Но старухи помолодели, едва только тот заикнулся вернуть их богатство обратно природе. Это наши коровы наделали! Это наши проценты! Старшая вековая старуха припомнила керенки и "николаевские рубли", а две другие - её дочка и внучка наперебой закричали на Семёна, размахивая руками, рассказывая про НЭП и про облигации шестидесятых годов. "Что нам дала детонация рубля? - так они называли девальвацию и деноминацию, думая, что это связано с детьми, с их рождаемостью и смертностью. - Чем она облегчила нашу жизнь?.. Ничем!". Отсекли три нуля от тысячи, словно четвертовали, оставили одноногого инвалида без рук, и костыль-то ему одному не поднять и некуда его подоткнуть - культя не держит, повсюду очереди и гвалт - идёт обмен чулочных денег. Хватит ли их ему на гроб, на достойные поминки? Вот задача! Вот это боль!.. Люди хотели тепла сегодня, а не завтра!
- Мои дивиденды! - шипела совершенно беззубым ртом самая старшая женщина.
Вторая прошамкала дешёвыми протезами в лицо Семёну о том, что это их "прывылегия" забрать все деньги и пояснила, что мало осталось жить - помилуйте, господи, скоро зима! Самая молодая из них шестидесятилетняя дама, рассудительно и вполне членораздельно заговорила о бартере, прямо парализуя Семёна своей начитанностью.

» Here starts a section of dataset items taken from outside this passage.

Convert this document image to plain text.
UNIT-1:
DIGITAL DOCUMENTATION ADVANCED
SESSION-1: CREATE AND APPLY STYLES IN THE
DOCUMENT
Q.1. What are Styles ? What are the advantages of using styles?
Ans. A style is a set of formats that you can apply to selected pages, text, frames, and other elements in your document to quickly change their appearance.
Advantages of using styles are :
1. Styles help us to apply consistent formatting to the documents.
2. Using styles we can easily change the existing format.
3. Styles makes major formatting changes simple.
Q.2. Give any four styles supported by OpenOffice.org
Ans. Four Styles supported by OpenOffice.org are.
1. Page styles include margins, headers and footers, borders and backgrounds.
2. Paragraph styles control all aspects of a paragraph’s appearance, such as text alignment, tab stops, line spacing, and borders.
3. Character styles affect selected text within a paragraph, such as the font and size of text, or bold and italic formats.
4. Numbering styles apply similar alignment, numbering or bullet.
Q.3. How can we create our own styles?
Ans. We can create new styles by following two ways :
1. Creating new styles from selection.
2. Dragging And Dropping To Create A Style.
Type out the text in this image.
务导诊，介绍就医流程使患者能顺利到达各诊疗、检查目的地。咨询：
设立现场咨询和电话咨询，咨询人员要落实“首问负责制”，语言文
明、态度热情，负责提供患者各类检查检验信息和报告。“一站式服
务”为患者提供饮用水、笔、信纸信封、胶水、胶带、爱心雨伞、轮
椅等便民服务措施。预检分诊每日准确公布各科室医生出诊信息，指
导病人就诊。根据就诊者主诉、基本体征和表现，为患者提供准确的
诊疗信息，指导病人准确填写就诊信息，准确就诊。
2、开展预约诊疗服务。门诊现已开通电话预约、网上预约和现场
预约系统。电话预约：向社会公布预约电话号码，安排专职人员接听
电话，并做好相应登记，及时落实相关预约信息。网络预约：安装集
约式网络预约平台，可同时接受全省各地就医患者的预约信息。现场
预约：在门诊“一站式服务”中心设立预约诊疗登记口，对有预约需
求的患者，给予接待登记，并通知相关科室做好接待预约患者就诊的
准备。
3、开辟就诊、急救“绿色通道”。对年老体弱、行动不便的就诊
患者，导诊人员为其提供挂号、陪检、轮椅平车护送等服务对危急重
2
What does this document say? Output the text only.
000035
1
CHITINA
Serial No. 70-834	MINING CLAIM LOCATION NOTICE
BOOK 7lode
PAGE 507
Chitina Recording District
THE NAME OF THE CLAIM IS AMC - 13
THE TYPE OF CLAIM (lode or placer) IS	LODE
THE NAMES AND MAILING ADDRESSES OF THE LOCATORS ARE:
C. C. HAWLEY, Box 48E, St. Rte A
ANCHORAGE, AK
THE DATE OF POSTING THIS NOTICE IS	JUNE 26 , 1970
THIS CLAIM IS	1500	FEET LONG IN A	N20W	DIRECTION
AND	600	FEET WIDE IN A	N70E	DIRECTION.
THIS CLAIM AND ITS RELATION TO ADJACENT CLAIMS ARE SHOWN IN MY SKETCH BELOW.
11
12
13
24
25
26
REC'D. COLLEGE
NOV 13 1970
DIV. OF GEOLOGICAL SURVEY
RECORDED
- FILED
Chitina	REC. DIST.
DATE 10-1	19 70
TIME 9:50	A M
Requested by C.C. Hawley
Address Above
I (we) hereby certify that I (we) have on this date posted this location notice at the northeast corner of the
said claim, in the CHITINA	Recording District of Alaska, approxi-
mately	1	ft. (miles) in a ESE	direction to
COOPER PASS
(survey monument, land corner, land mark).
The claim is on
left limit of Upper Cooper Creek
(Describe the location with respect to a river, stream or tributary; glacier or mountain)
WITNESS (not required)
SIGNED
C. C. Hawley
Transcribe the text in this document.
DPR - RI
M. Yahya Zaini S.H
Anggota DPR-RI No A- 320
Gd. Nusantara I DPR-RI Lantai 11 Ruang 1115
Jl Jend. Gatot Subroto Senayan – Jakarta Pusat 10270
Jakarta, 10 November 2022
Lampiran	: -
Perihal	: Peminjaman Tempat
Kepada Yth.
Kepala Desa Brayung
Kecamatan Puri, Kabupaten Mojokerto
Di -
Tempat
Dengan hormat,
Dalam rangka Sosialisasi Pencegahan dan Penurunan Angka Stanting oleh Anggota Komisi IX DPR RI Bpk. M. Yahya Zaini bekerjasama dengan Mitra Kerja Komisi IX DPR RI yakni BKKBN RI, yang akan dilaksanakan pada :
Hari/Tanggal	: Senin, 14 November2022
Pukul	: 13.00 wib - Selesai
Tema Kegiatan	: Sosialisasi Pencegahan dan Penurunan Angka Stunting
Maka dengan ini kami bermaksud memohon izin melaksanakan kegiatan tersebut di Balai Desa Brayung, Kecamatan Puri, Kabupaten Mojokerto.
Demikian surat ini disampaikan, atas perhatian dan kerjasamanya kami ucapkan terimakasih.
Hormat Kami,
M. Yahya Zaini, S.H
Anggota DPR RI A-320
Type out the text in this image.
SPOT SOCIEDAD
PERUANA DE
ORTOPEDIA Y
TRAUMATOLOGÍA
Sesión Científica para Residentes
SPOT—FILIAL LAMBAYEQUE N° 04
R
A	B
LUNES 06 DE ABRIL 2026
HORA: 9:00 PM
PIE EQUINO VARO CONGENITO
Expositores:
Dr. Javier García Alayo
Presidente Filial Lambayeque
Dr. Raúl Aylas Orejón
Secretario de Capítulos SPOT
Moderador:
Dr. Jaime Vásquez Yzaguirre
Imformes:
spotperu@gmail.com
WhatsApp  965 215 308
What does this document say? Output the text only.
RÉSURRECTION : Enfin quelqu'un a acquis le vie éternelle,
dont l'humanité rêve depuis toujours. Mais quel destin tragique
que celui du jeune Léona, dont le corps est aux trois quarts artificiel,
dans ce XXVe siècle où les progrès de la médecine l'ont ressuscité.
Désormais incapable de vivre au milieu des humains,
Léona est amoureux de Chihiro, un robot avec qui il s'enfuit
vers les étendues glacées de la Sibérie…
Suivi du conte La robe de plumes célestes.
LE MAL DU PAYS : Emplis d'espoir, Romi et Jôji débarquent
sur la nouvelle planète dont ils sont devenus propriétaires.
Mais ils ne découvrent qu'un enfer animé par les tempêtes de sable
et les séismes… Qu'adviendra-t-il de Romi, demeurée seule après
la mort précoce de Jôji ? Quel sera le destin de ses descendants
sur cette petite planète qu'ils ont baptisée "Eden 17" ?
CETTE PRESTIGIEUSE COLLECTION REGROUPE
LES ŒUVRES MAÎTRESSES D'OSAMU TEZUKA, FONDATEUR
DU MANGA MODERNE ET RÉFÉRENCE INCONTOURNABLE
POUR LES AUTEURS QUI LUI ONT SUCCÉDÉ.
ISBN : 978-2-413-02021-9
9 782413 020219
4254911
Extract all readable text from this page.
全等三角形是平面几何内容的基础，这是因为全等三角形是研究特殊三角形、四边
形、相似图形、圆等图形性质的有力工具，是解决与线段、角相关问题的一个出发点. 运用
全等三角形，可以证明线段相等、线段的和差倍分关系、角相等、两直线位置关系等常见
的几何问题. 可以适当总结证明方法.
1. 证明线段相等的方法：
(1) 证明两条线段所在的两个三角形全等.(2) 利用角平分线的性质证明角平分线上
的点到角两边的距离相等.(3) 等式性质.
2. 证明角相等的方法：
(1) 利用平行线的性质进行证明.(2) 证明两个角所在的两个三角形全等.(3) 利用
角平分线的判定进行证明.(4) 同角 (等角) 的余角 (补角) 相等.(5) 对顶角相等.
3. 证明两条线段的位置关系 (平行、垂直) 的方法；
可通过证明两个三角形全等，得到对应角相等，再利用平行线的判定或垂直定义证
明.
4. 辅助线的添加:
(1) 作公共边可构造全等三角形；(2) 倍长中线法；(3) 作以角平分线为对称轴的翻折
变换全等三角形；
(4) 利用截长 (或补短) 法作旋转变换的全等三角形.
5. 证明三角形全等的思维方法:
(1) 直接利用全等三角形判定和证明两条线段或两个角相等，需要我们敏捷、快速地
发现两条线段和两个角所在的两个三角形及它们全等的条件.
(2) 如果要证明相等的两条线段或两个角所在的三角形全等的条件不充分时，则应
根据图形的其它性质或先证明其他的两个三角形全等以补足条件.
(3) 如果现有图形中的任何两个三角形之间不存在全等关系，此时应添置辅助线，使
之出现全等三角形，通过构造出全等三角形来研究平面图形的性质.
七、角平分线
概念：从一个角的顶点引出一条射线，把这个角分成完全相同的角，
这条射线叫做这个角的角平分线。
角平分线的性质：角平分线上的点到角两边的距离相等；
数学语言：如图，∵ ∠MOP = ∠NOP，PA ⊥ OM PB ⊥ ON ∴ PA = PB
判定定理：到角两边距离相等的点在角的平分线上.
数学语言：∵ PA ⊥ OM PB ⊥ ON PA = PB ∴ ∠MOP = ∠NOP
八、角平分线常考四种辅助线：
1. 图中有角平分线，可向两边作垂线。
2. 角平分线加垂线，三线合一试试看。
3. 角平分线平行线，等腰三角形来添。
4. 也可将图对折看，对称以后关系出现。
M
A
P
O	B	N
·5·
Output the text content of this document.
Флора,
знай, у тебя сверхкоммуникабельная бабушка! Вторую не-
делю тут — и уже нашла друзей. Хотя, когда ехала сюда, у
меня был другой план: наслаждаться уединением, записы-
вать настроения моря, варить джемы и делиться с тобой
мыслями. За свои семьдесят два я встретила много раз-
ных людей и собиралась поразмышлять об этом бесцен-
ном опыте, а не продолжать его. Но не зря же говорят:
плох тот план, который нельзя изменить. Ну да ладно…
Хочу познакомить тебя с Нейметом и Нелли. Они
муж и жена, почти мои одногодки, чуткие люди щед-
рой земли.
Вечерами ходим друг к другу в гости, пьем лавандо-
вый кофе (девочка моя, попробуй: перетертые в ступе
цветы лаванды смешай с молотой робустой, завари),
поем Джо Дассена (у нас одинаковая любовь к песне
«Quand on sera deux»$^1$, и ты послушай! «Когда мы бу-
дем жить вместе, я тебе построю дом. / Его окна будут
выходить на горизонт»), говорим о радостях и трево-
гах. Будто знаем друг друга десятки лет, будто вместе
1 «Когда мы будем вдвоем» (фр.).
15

- "Денег мало!", - сказали нам в банке, тоже кричали: "Оставьте их!". "Но нам холодно", - доказали мы. Администрация банка предложила нам бартер. "Врезайтесь в газовое хозяйство комбината и процветайте!". "Но наши мужики все давно умерли, - объяснила им я. - Кто на войне, кто от водки, последний в больнице от рака лёгких и некому сегодня поддержать развалившееся хозяйство, трубы варить мы не умеем. Нашли консенсус - банкиры предложили нам вместо денег и газа кизяки в этом районе и мы их взяли.
Дока молчал. Крыть ему было нечем. Справка из банка, предоставленная Семёну его бойкой собеседницей, подтверждала её права на собранную в холщовый мешок часть национального богатства.
- Коровяк, - продолжала объяснять Семёну самая юная старуха, переламывая дрожащими от слабости руками, очередную, ещё сыроватую плюху навоза. - Он и топливо, и строительный материал и удобрение на саду-огороде!.. Коровяк это жизнь!